Retrospective analysis of glycemic control of pregnant accompanied in a university hospital located at Bragança Paulista – SP, Brazil
Keywords:Gestational Diabetes Mellitus, Glycaemia, Glycemic Control, Health Management.
Aim: To analyze the records of pregnant women diagnosed with GDM in a high-risk outpatient clinic, tracing the epidemiological profile of patients and verifying the treatment efficacy. Method: Analysis of patients medical records who were on a diet with caloric intake adequate to initial weight of prenatal care, with fasting blood glucose measurements, 2 hours in the postprandial period, at 11:00 p.m. and at 3:00 a.m. hours. We also collected data on parity, gestational age, blood glucose after GTT, caloric intake, age and ethnicity.
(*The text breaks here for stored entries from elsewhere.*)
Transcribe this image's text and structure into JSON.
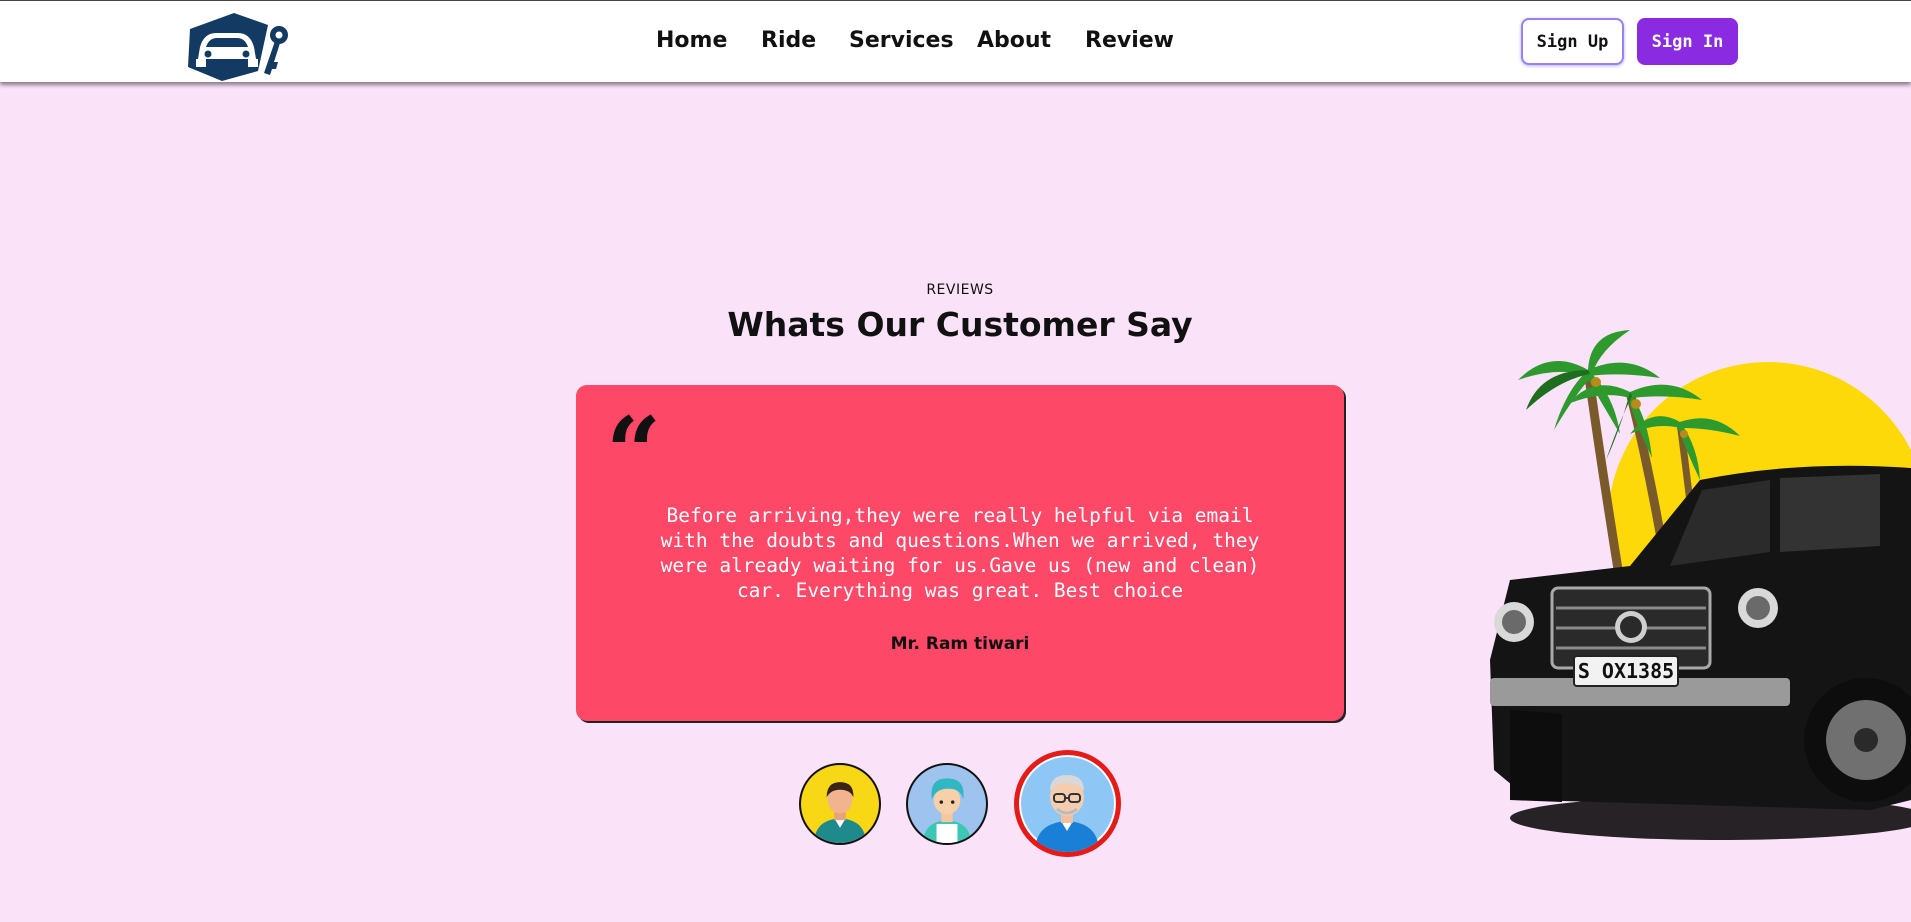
{
  "header": {
    "logo": "car-key-logo",
    "nav": [
      {
        "label": "Home"
      },
      {
        "label": "Ride"
      },
      {
        "label": "Services"
      },
      {
        "label": "About"
      },
      {
        "label": "Review"
      }
    ],
    "sign_up": "Sign Up",
    "sign_in": "Sign In"
  },
  "reviews": {
    "eyebrow": "REVIEWS",
    "title": "Whats Our Customer Say",
    "quote_icon": "quote-icon",
    "text_lines": [
      "Before arriving,they were really helpful via email",
      "with the doubts and questions.When we arrived, they",
      "were already waiting for us.Gave us (new and clean)",
      "car. Everything was great. Best choice"
    ],
    "reviewer": "Mr. Ram tiwari",
    "avatars": [
      {
        "icon": "avatar-man-icon",
        "active": false
      },
      {
        "icon": "avatar-teal-hair-icon",
        "active": false
      },
      {
        "icon": "avatar-old-man-icon",
        "active": true
      }
    ]
  },
  "hero_image": {
    "icon": "suv-palm-trees-illustration",
    "plate": "S OX1385"
  },
  "colors": {
    "background": "#fae3f9",
    "card": "#fd4868",
    "accent": "#8a2be2",
    "active_ring": "#e41b17"
  }
}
Results: The majority of 60 pregnant women had a mean age of 31 years, belonged to Caucasian ethnicity, and had 31 weeks of gestation. Most were primigravidae, mean value of glucose one hour after oral glucose overload was significantly higher than that observed in fasting, and it was repeated after two hours. The increase in postprandial blood glucose was significant when compared to values of fasting glycaemia, as well as values observed at 11:00 p.m. However, comparing the glycaemia value in the dosage performed at 03:00 a.m. with fasting blood glucose values, no statistically significant difference was observed. Conclusion: This study confirmed the effectiveness of treatment instituted in evaluated Service, since glycaemia was regularized at the end of hospitalization, in most cases without need for insulin, but only with adequacy of caloric intake and habits change.